Republicans lost two policy-oriented legislators when Democrats took the seats of veteran Republican Reps. Nancy L. Johnson in Connecticut and E. Clay Shaw Jr. in Florida. The pair were in line to claim the two top spots on the House Ways and Means Committee, which Shaw was set to chair. Their departures, along with those of Republican Reps. J.D. Hayworth of Arizona, Jim Nussle of Iowa and scandal-tarred Mark Foley of Florida, gut Ways and Means, the House's most powerful committee.
Johnson, a key opponent to the Clinton health-care plan in the 1990s, lost to antiwar Democrat Chris Murphy, who once served as campaign manager for a Democrat who narrowly lost to her.
Over five terms, Rep. Anne M. Northup of Kentucky bested Democratic challengers in her Louisville-based swing district. But the writing was on the wall when President Bush lost in the district in 2004. This season, her support of the war in Iraq and Democratic Party spending late in the race were enough to swing the contest to Democrat John Yarmuth, an alternative newspaper publisher little known outside the state.
Culture warriors take hit
Defeat also cut deeply into the ranks of Republican culture warriors, who were felled by voter aversion to the Iraq war and corruption scandals that engulfed several conservative Republicans. Hayworth, a loud and brassy opponent of illegal immigration, lost to Harry Mitchell, the comparatively low-key former mayor of Tempe. A former sportscaster and conservative talk show regular, Hayworth represented the rapidly growing and increasingly affluent district that encompasses Scottsdale and Tempe for 12 years. Mitchell ended that, in part by playing up Hayworth's links to disgraced lobbyist Jack Abramoff.
"There are people who are going to miss [Hayworth], because you never knew what he'd come up with," Ornstein said.
Environmental groups take a big share of credit for felling House Resources Committee Chairman Richard W. Pombo (R-Calif.), in part by spending about $1.5 million in his district. The advocacy group Defenders of Wildlife established a campaign office there in April, hired eight organizers, recruited 2,000 volunteers and knocked on 75,000 doors in the past three months.
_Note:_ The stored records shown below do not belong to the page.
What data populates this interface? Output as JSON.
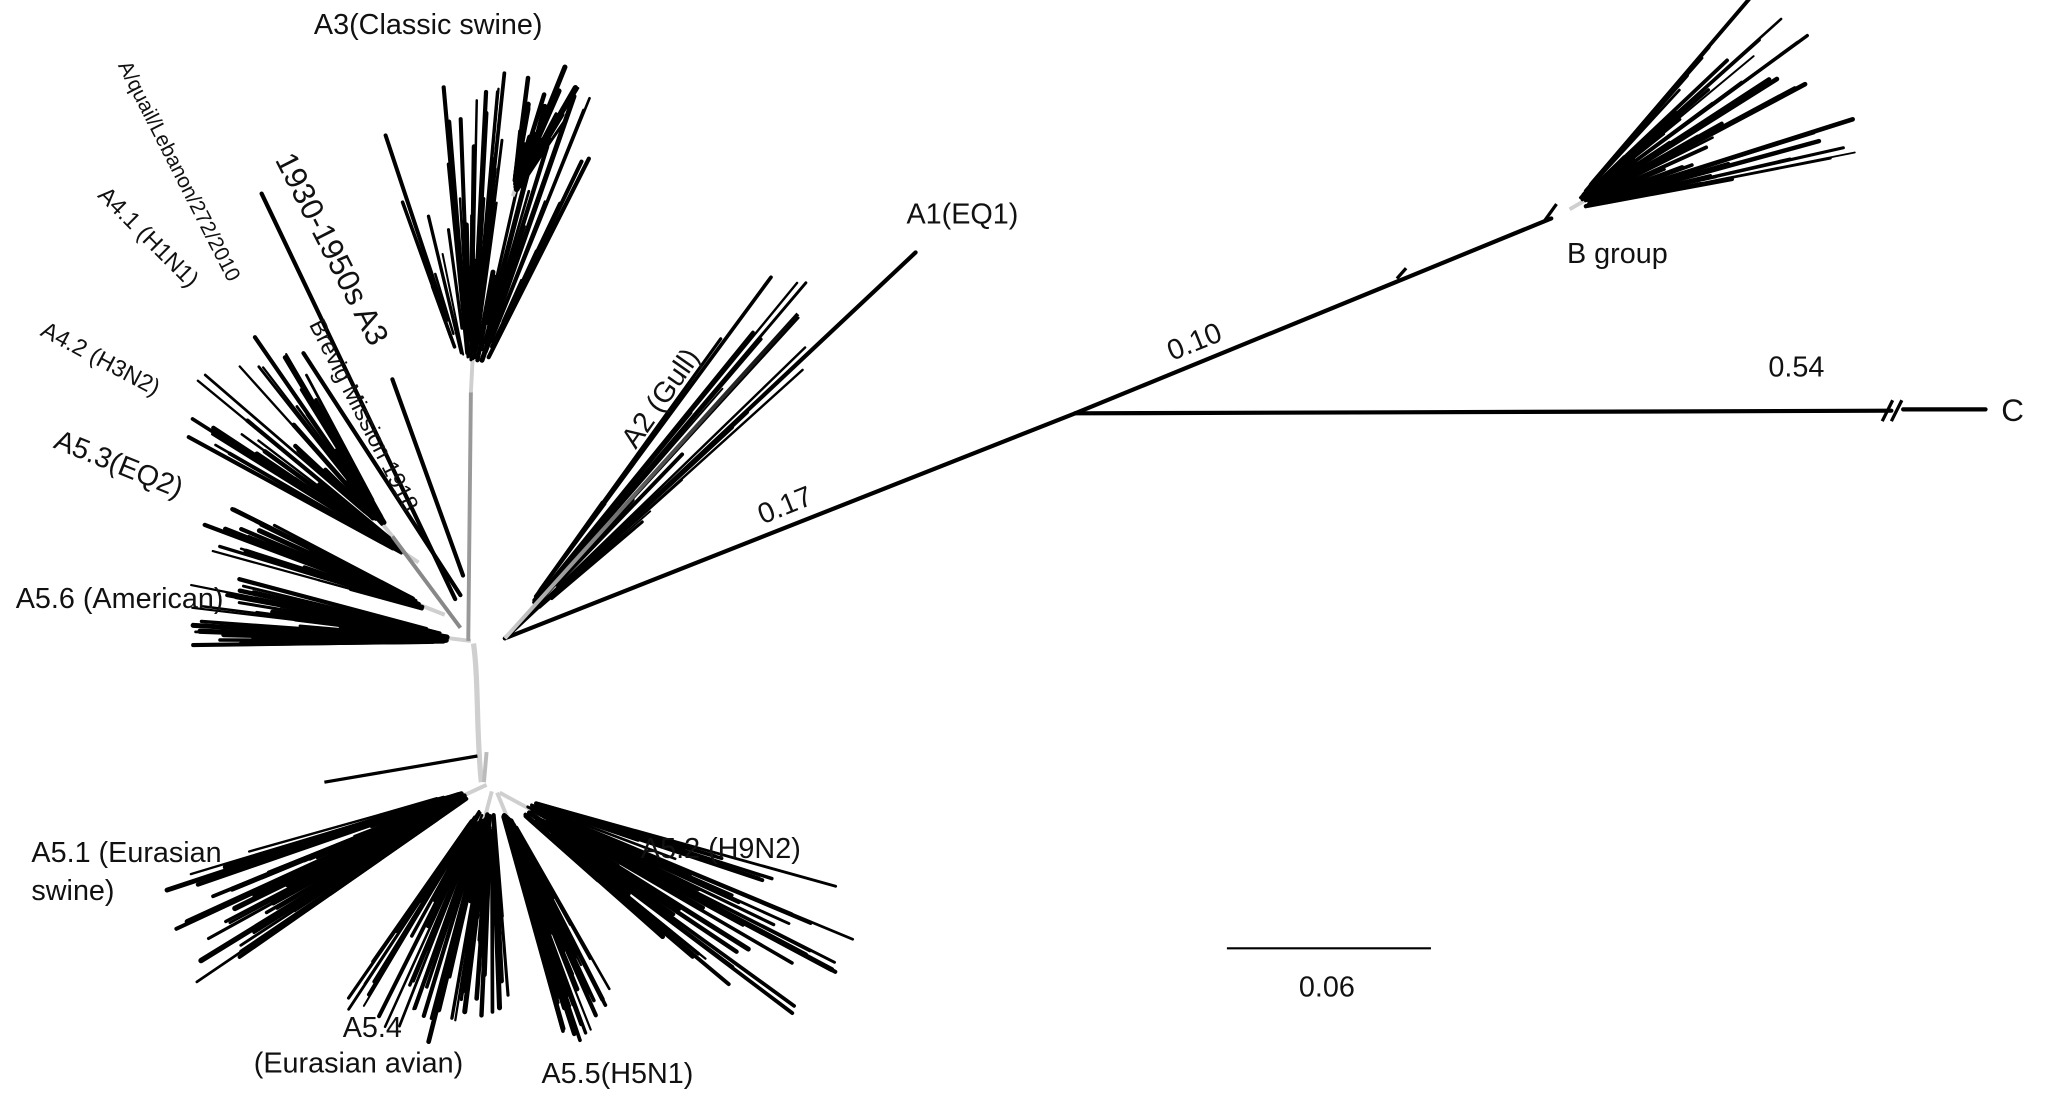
{
  "figure": {
    "clade_labels": {
      "a3_classic_swine": "A3(Classic swine)",
      "a_quail_lebanon": "A/quail/Lebanon/272/2010",
      "a3_1930_1950s": "1930-1950s A3",
      "a4_1_h1n1": "A4.1 (H1N1)",
      "brevig_mission": "Brevig Mission 1918",
      "a4_2_h3n2": "A4.2 (H3N2)",
      "a5_3_eq2": "A5.3(EQ2)",
      "a5_6_american": "A5.6 (American)",
      "a2_gull": "A2 (Gull)",
      "a1_eq1": "A1(EQ1)",
      "b_group": "B group",
      "c": "C",
      "a5_1_line1": "A5.1 (Eurasian",
      "a5_1_line2": "swine)",
      "a5_4_line1": "A5.4",
      "a5_4_line2": "(Eurasian avian)",
      "a5_5_h5n1": "A5.5(H5N1)",
      "a5_2_h9n2": "A5.2 (H9N2)"
    },
    "branch_lengths": {
      "to_b_c_split": "0.17",
      "to_b_group": "0.10",
      "to_c": "0.54"
    },
    "scale_bar": {
      "label": "0.06"
    },
    "colors": {
      "branch": "#000000",
      "internal_branch": "#c8c8c8",
      "background": "#ffffff"
    }
  }
}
Defenders of Wildlife political director Mark P. Longabaugh said his group hammered Pombo both on his environmental record and his "ethical transgressions" that stemmed from the congressman's close ties to special interests. "Pombo was just target-rich throughout this campaign," Longabaugh said. "It was the gift that just kept giving."
In Pennsylvania, senior House Armed Services Committee member and global conspiracy theorist Curt Weldon was thumped by retired Navy Vice Adm. Joe Sestak. Weldon, a committed internationalist fond of organizing freelance missions to the former Soviet Union, is under FBI investigation for allegedly channeling Russian business to his daughter's lobbying firm.
Pennsylvania's Republican rout -- which cost the GOP four House seats and saw the reelection of Democratic Gov. Ed Rendell -- also claimed Rick Santorum, the Senate's third-ranked leader, who was elected in the Republican landslide of 1994. His vocal support of the war, and anti-feminist, anti-gay views -- he once compared homosexuality to bestiality -- put him in the Democratic cross hairs. His was the first Republican Senate seat to fall -- to state Treasurer Bob Casey Jr. -- Tuesday night.
Santorum was "a very combative conservative . . . a very savvy fellow most likely in line to become the whip," Ornstein said.
Santorum's loss, Ornstein said, means "the hopes of getting some larger measure of civility in the Senate may be better."
Staff writer Juliet Eilperin contributed to this report.